Title: I'm Your Woman
Describe This Movie In One Simpsons Quote:
THE BE SHARPS: I'm telling you it's mighty nice / Each trip's a trip to paradise / With my baby on board
Brief Plot Synopsis: Being married to the mob turns out to be less amusing than that one movie told us.
Rating Using Random Objects Relevant To The Film: 3.5 TV dinners out of 5.
Better Tagline: "A really desperate housewife."
Not So Brief Plot Synopsis: 1970s stay-at-homer Jean (Rachel Brosnahan) leads a fairly drab existence until husband Eddie (Bill Heck) surprises her with a baby. Sure, the guy keeps odd hours, but this is a new development, and before you can say, "It ain't Ozzie and Harriet ," Eddie has disappeared, leaving Jean to care for young "Harry" with no one but Cal (Arinzé Kene), one of Eddie's associates, to help her along.
"Critical" Analysis: Newborns, as any parent will tell you, are a colossal pain in the ass: the sleepless nights, the seemingly endless crying, the total implosion of your social life ... and that's (usually) without having to deal with the added stress of being hunted by mobsters.
On its face, I'm Your Woman sounds like a setup for an action movie, but director Julia Hart (Fast Color, Stargirl) takes a more deliberate approach. eschewing the expected slam-bangery (for the first two acts, anyway) to examine Jean's day-to-day ordeals and uncertainty. And for the bulk of the movie, Jean's isolation comes front and center.
Because unlike, say, John Cassavetes's Gloria, Jean isn't a hard-bitten Mob figure. She has a passing understanding of her husband's career, but through a combination of willful ignorance and Eddie's secrecy, she knows little about the world he operates in. Instead, Jean is quickly forced to adapt to unfamiliar environs while coming to grips with the life she perhaps wanted all along.
And Hart's focus on the story's African-American characters is a way of including a perspective that, until recently, was largely absent from mainstream Mob movies. An early scene involving Jean, Cal, and a nervous cop reminds us how little has changed in this country since the '70s, while Cal's wife Teri (a terrific Marsha Stephanie Blake) demonstrates the toughness necessary to survive in both the mainstream and underground white man's world.
Teri also peels back the curtain a little more on Eddie's hazy past and mysterious present. And while it's unfortunate Jean has to learn about some of this stuff secondhand, it's nice for use to have something to go with concerning her husband beside the fact he looks like Ed Burns's dirtbag brother.
The gradual buildup may be off-putting to those anticipating a more traditional, kneecap breaking crime film.
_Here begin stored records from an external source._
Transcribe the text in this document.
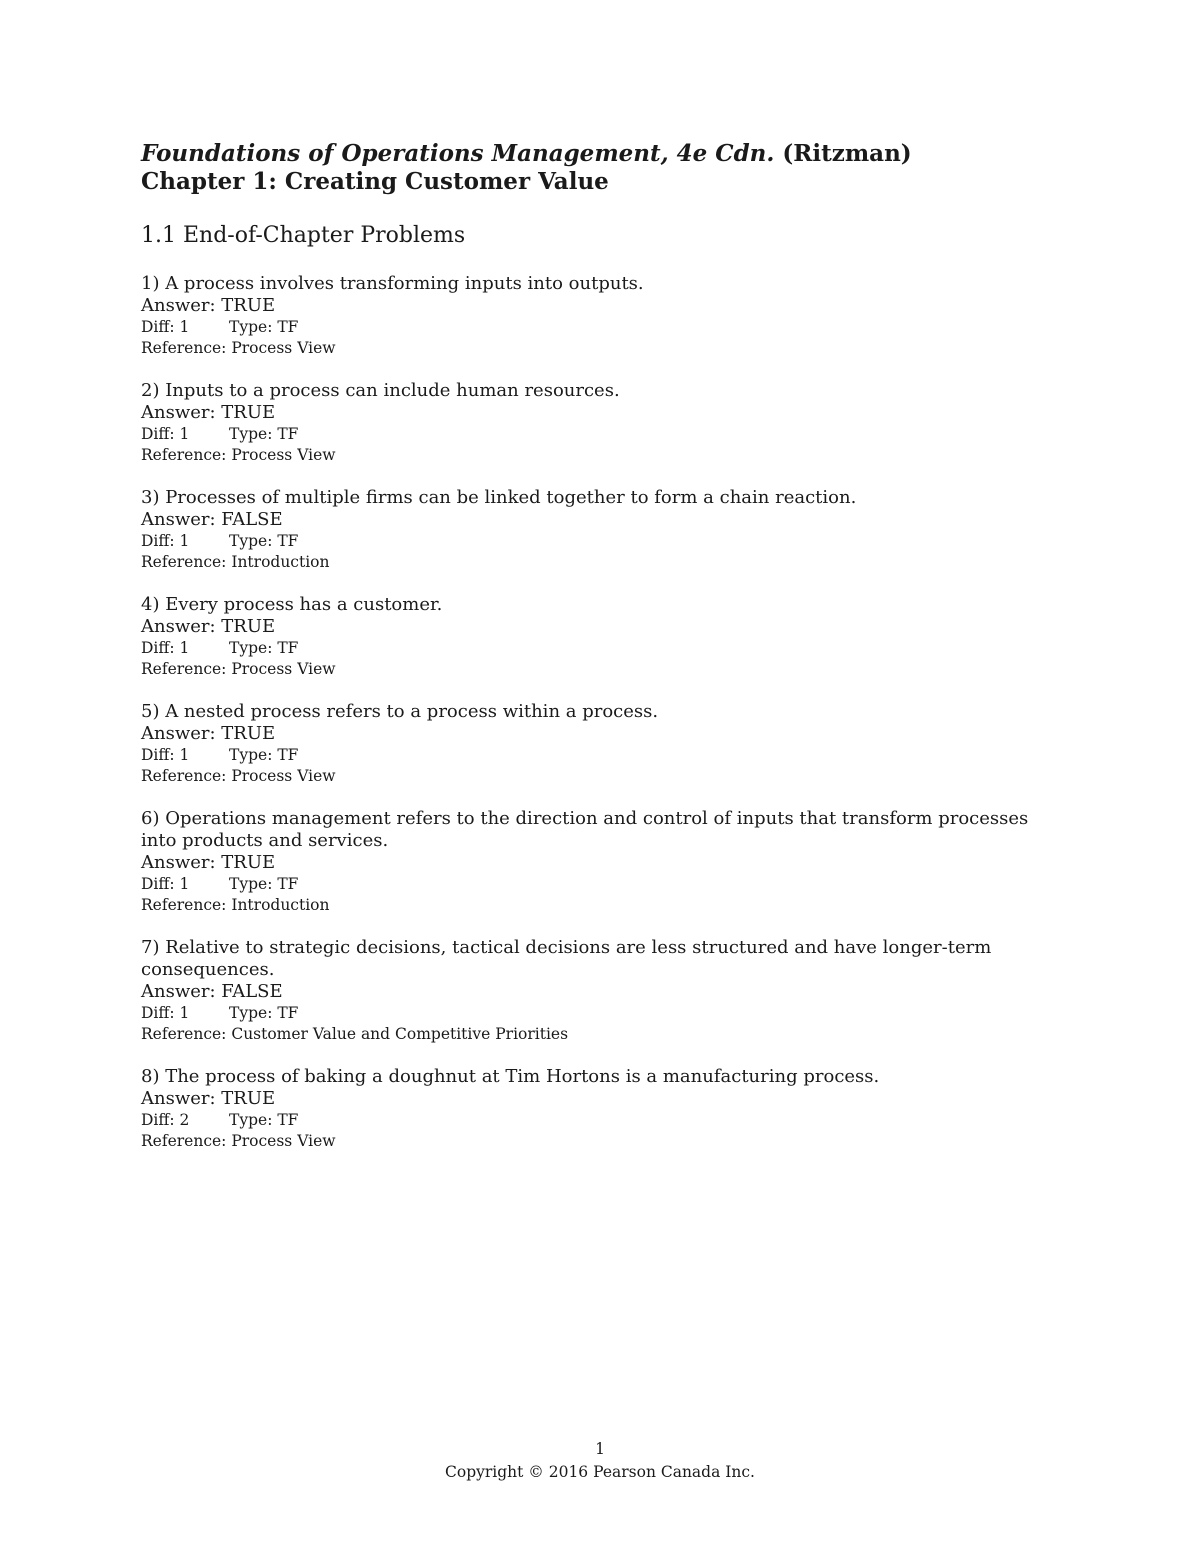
Foundations of Operations Management, 4e Cdn. (Ritzman)

Chapter 1: Creating Customer Value

1.1 End-of-Chapter Problems

1) A process involves transforming inputs into outputs.
Answer: TRUE
Diff: 1	Type: TF
Reference: Process View
2) Inputs to a process can include human resources.
Answer: TRUE
Diff: 1	Type: TF
Reference: Process View
3) Processes of multiple firms can be linked together to form a chain reaction.
Answer: FALSE
Diff: 1	Type: TF
Reference: Introduction
4) Every process has a customer.
Answer: TRUE
Diff: 1	Type: TF
Reference: Process View
5) A nested process refers to a process within a process.
Answer: TRUE
Diff: 1	Type: TF
Reference: Process View
6) Operations management refers to the direction and control of inputs that transform processes into products and services.
Answer: TRUE
Diff: 1	Type: TF
Reference: Introduction
7) Relative to strategic decisions, tactical decisions are less structured and have longer-term consequences.
Answer: FALSE
Diff: 1	Type: TF
Reference: Customer Value and Competitive Priorities
8) The process of baking a doughnut at Tim Hortons is a manufacturing process.
Answer: TRUE
Diff: 2	Type: TF
Reference: Process View
1
Copyright © 2016 Pearson Canada Inc.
And while there are certainly moments of Milhouse-ian "when are they getting to the Tommy gun factory?," the extended scenes of Jean attempting to mother baby Harry with no warning or training underscore how out of her element she is.
It's also pretty hilarious to be reminded of the decade's childproofing protocols, which can charitably referred to as "makeshift." It's a wonder any member of Generation X survived to adulthood.
Brosnahan, giving off strong "young Sarah Paulson" vibes in her blonde wig, walks an uneasy line between whether it's her character or her performance that's out of its element. Hart (who co-wrote with husband Jordan Horowitz) takes the unconventional path, and the payoff ultimately feels earned, and I'm Your Woman ends up a worthy entry in the stacked genre of '70s crime films.
I'm Your Woman is now playing in select theaters and streaming on Amazon Prime.